Ściągalność mandatów z fotoradarów do poprawy. Nie powiesz, kto kierował, to słono zapłacisz

4 godzin temu
Prawda jest taka, iż fotoradary robią setki tysięcy zdjęć kierowcom przekraczającym prędkość, ale nie każdy z nich płaci mandat. Ściągalność kar wynosi 50-60 procent. Reszta nie poczuwa się do winy.Prawda jest także taka, iż właściciel namierzonego pojazdu otrzymuje list z Canard-u (jednostka Inspektoratu Transportu Drogowego) i ma w odpowiedzi wskazać, kto prowadził samochód. Albo samemu się do tego przyznać. I właśnie tu kryje się sposób na unikanie kar.PRZECZYTAJ: Aż 70 nowych fotoradarów. Na Lubelszczyźnie pojawią się 2. Staną w tych miejscach [LISTA]List i cisza- Kilka lat temu miałem taką sytuację, iż jechałem samochodem zarejestrowanym na siostrę. Fotoradar zrobił mi zdjęcie. List przyszedł do siostry – opowiada pan Szymon.Polecił krewnej, aby podała jego dane, ale kobieta zapomniała odpowiedzieć na korespondencję. - I co? I nic. Żadnego mandatu nie było – dodaje mężczyzna.PRZECZYTAJ TEŻ: O matko! Takie rzeczy tylko w Polsce. O tej kapliczce mówi już cały światJakiś rok temu pan Krzysztof też miał podobną sytuację. Tym razem prowadził jego syn.
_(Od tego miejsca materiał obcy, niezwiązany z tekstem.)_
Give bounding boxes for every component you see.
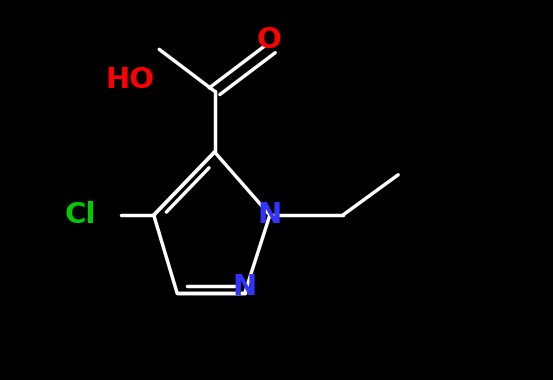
Text: N: N bbox=[233, 273, 257, 301]
Text: Cl: Cl bbox=[65, 201, 96, 229]
Text: N: N bbox=[257, 201, 281, 229]
Text: HO: HO bbox=[106, 66, 154, 94]
Text: O: O bbox=[257, 26, 281, 54]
Także dał się sfotografować. I także pan Krzysztof, jako właściciel pojazdu, otrzymał list. - w polu, w którym należy podać kierującego wpisałem imię i nazwisko syna. Bez żadnych innych danych. I też sprawa się ucięła. Mandatu nie było – wspomina.Do zestawu tego typu sposobów trzeba dodać jeszcze wymyślanie kierowców, albo wpisywanie danych Ukraińców – istniejących lub nie.Tak Polacy unikają płacenia kar.Nowy sposóbOd dawna toczy się dyskusja, jak to zmienić. Pomysłów już było kilka. I teraz jest kolejny, który ma jednak wejść w życie. Wiceminister infrastruktury Stanisław Bukowiec ujawnił zamiary w Sejmie na posiedzeniu komisji infrastruktury.PRZECZYTAJ: Frampol: Zderzenie osobówek. Dwie osoby z obrażeniami- Właściciel pojazdu – tak, jak dziś – dostanie zawiadomienie o popełnieniu wykroczenia przez kierującego jego samochodem. Będzie miał trzy miesiące na to, by wskazać, kto kierował samochodem (może też przyznać się, iż to on sam jechał). jeżeli nie wskaże kierującego przez trzy miesiące, wówczas nałożona zostanie na niego grzywna za niewskazanie sprawcy wykroczenia (obecnie to w Polsce do 8 tys. zł) – podaje serwis brd24.pl.Na tym nie koniec, bo choćby gdy ktoś zapłaci grzywnę, ale przez cały czas nie ujawni kto prowadził pojazd, zostanie to odnotowane w systemie CEPiK. A podczas najbliższej kontroli drogowej policjant zatrzyma dowód rejestracyjny pojazdu.